As in the region of knowledge so in that of consciousness, man must clearly realise some central truth which will give him an outlook over the widest possible field. And that is the object which the Upanishad has in view when it says, Know thine own Soul. Or, in other words, realise the one great principal of unity that there is in every man.
All our egoistic impulses, our selfish desires, obscure our true vision of the soul. For they only indicate our own narrow self. When we are conscious of our soul, we perceive the inner being that transcends our ego and has its deeper affinity with the All.
Children, when they begin to learn each separate letter of the alphabet, find no pleasure in it, because they miss the real purpose of the lesson; in fact, while letters claim our attention only in themselves and as isolated things, they fatigue us. They become a source of joy to us only when they combine into words and sentences and convey an idea.

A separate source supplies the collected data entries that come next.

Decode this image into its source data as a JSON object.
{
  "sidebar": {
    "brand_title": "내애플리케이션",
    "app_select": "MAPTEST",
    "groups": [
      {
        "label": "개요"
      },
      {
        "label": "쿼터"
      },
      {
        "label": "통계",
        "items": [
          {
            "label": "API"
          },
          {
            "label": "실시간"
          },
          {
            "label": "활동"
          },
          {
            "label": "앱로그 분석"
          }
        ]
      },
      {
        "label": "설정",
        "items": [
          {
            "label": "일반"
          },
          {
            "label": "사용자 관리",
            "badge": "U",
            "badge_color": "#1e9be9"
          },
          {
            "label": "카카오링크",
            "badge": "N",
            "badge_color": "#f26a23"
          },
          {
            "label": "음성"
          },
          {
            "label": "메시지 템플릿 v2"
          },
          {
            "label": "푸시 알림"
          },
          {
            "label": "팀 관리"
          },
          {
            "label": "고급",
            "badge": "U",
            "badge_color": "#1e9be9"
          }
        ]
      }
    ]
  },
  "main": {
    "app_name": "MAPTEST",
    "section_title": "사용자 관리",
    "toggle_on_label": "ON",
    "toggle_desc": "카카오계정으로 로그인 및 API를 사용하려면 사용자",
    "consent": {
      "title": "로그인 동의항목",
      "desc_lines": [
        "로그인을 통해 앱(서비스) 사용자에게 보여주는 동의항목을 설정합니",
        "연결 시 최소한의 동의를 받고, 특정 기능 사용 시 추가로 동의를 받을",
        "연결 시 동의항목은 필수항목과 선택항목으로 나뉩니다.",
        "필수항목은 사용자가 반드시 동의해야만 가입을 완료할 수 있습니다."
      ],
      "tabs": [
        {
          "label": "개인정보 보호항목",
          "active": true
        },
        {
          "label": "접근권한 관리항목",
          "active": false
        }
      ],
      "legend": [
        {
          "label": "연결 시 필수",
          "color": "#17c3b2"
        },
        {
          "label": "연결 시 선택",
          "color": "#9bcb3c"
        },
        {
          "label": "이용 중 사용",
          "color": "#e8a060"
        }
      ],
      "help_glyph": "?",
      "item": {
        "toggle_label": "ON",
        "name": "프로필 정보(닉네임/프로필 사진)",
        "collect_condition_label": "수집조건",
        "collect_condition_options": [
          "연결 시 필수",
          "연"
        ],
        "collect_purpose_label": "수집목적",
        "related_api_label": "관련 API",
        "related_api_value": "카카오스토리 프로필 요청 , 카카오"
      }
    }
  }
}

Likewise, our soul when detached and imprisoned within the narrow limits of a self loses its significance. For its very essence is unity. It can only find out its truth by unifying itself with others, and only then it has its joy. Man was troubled and he lived in a state of fear so long as he had not discovered the uniformity of law in nature; till then the world was alien to him. The law that he discovered is nothing but the perception of harmony that prevails between reason which is of the soul of man and the workings of the world. This is the bond of union through which man is related to the world in which he lives, and he feels an exceeding joy when he finds this out, for then he realises himself in his surroundings. To understand anything is to find in it something which is our own, and it is the discovery of ourselves outside us which makes us glad. This relation of understanding is partial, but the relation of love is complete. In love the sense of difference is obliterated and the human soul fulfils its purpose in perfection, transcending the limits of itself and reaching across the threshold of the infinite. Therefore love is the highest bliss that man can attain to, for through it alone he truly knows that he is more than himself, and that he is at one with the All.

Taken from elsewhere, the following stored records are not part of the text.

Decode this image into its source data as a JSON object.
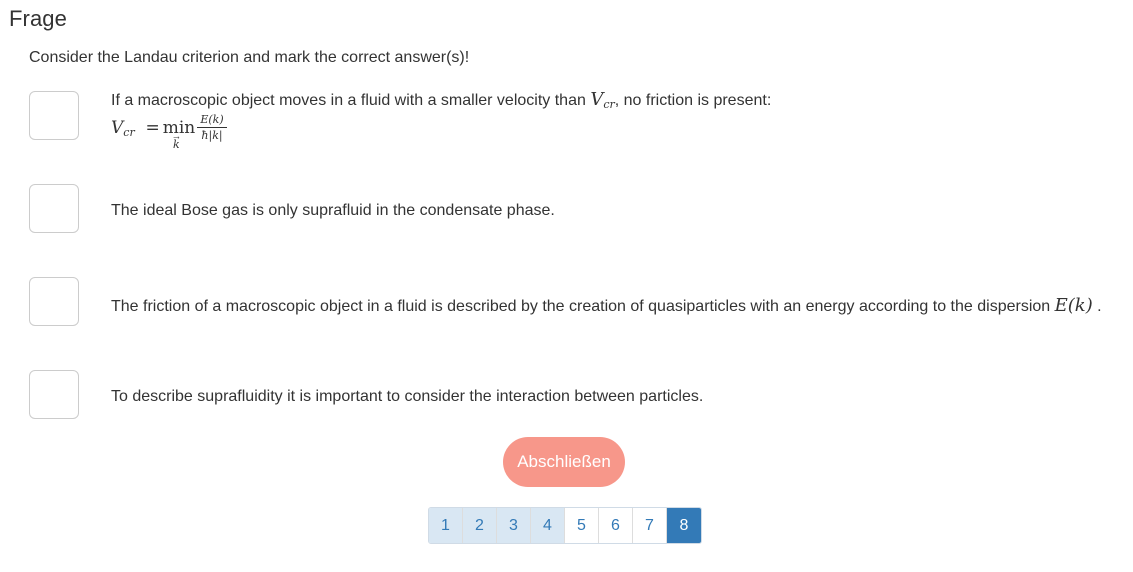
{
  "header": {
    "title": "Frage"
  },
  "question": {
    "text": "Consider the Landau criterion and mark the correct answer(s)!"
  },
  "options": [
    {
      "text_before": "If a macroscopic object moves in a fluid with a smaller velocity than",
      "math_var": "V",
      "math_sub": "cr",
      "text_after": ", no friction is present:",
      "formula": {
        "lhs_var": "V",
        "lhs_sub": "cr",
        "equals": "=",
        "operator": "min",
        "operator_under": "k",
        "numerator": "E(k)",
        "denominator": "ħ|k|"
      }
    },
    {
      "text": "The ideal Bose gas is only suprafluid in the condensate phase."
    },
    {
      "text_before": "The friction of a macroscopic object in a fluid is described by the creation of quasiparticles with an energy according to the dispersion",
      "math": "E(k)",
      "text_after": "."
    },
    {
      "text": "To describe suprafluidity it is important to consider the interaction between particles."
    }
  ],
  "actions": {
    "submit_label": "Abschließen"
  },
  "pagination": {
    "pages": [
      "1",
      "2",
      "3",
      "4",
      "5",
      "6",
      "7",
      "8"
    ],
    "visited": [
      "1",
      "2",
      "3",
      "4"
    ],
    "active": "8"
  },
  "colors": {
    "submit_background": "#f7978a",
    "pagination_active": "#337ab7",
    "pagination_visited": "#d9e7f3"
  }
}
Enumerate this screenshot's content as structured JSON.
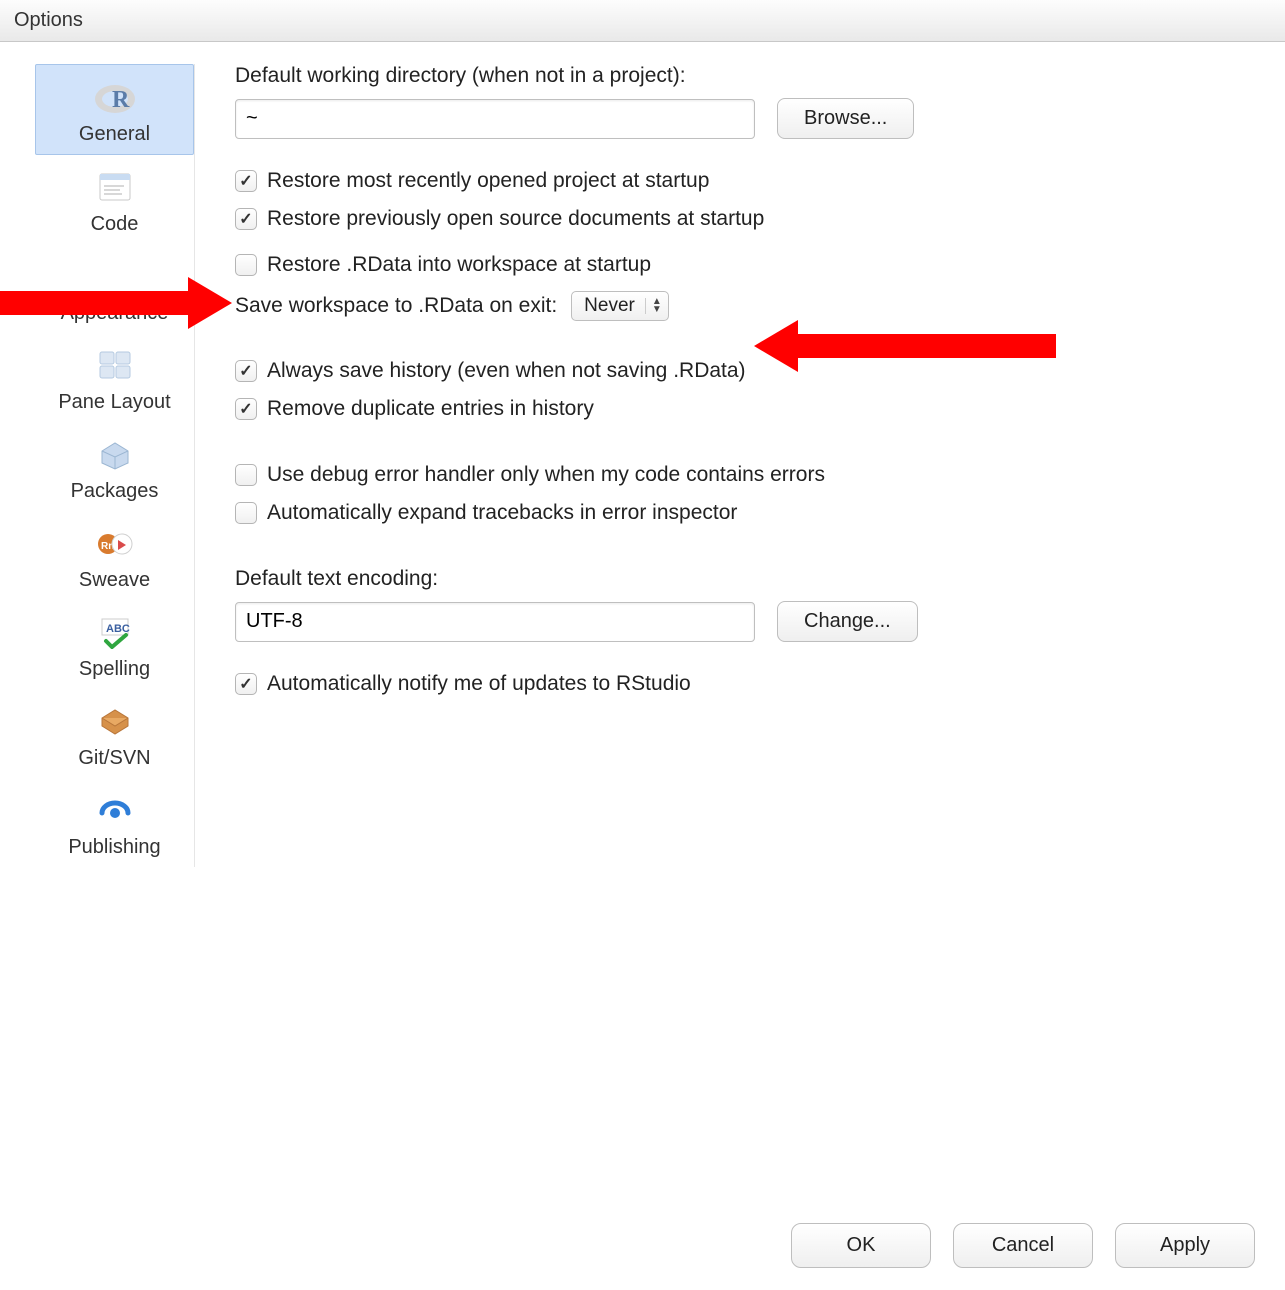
{
  "window": {
    "title": "Options"
  },
  "sidebar": {
    "items": [
      {
        "label": "General"
      },
      {
        "label": "Code"
      },
      {
        "label": "Appearance"
      },
      {
        "label": "Pane Layout"
      },
      {
        "label": "Packages"
      },
      {
        "label": "Sweave"
      },
      {
        "label": "Spelling"
      },
      {
        "label": "Git/SVN"
      },
      {
        "label": "Publishing"
      }
    ]
  },
  "general": {
    "workdir_label": "Default working directory (when not in a project):",
    "workdir_value": "~",
    "browse_button": "Browse...",
    "cb_restore_project": "Restore most recently opened project at startup",
    "cb_restore_docs": "Restore previously open source documents at startup",
    "cb_restore_rdata": "Restore .RData into workspace at startup",
    "save_workspace_label": "Save workspace to .RData on exit:",
    "save_workspace_value": "Never",
    "cb_save_history": "Always save history (even when not saving .RData)",
    "cb_remove_dup_history": "Remove duplicate entries in history",
    "cb_debug_handler": "Use debug error handler only when my code contains errors",
    "cb_expand_traceback": "Automatically expand tracebacks in error inspector",
    "encoding_label": "Default text encoding:",
    "encoding_value": "UTF-8",
    "change_button": "Change...",
    "cb_notify_updates": "Automatically notify me of updates to RStudio"
  },
  "footer": {
    "ok": "OK",
    "cancel": "Cancel",
    "apply": "Apply"
  }
}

This principal of unity which man has in his soul is ever active, establishing relations far and wide through literature, art, and science, society, statecraft, and religion. Our great Revealers are they who make manifest the true meaning of the soul by giving up self for the love of mankind. They face calumny and persecution, deprivation and death in their service of love. They live the life of the soul, not of the self, and thus they prove to us the ultimate truth of humanity. We call them Mahātmās, “the men of the great soul.”
It is said in one of the Upanishads: It is not that thou lovest thy son because thou desirest him, but thou lovest thy son because thou desirest thine own soul. [Footnote: Na vā arē putrasya kāmāya putrah priyō bhavati, ātmanastu kāmāya putrah priyō bhavati.] The meaning of this is, that whomsoever we love, in him we find our own soul in the highest sense. The final truth of our existence lies in this. Paramātmā, the supreme soul, is in me, as well as in my son, and my joy in my son is the realisation of this truth. It has become quite a commonplace fact, yet it is wonderful to think upon, that the joys and sorrows of our loved ones are joys and sorrows to us—nay they are more. Why so? Because in them we have grown larger, in them we have touched that great truth which comprehends the whole universe.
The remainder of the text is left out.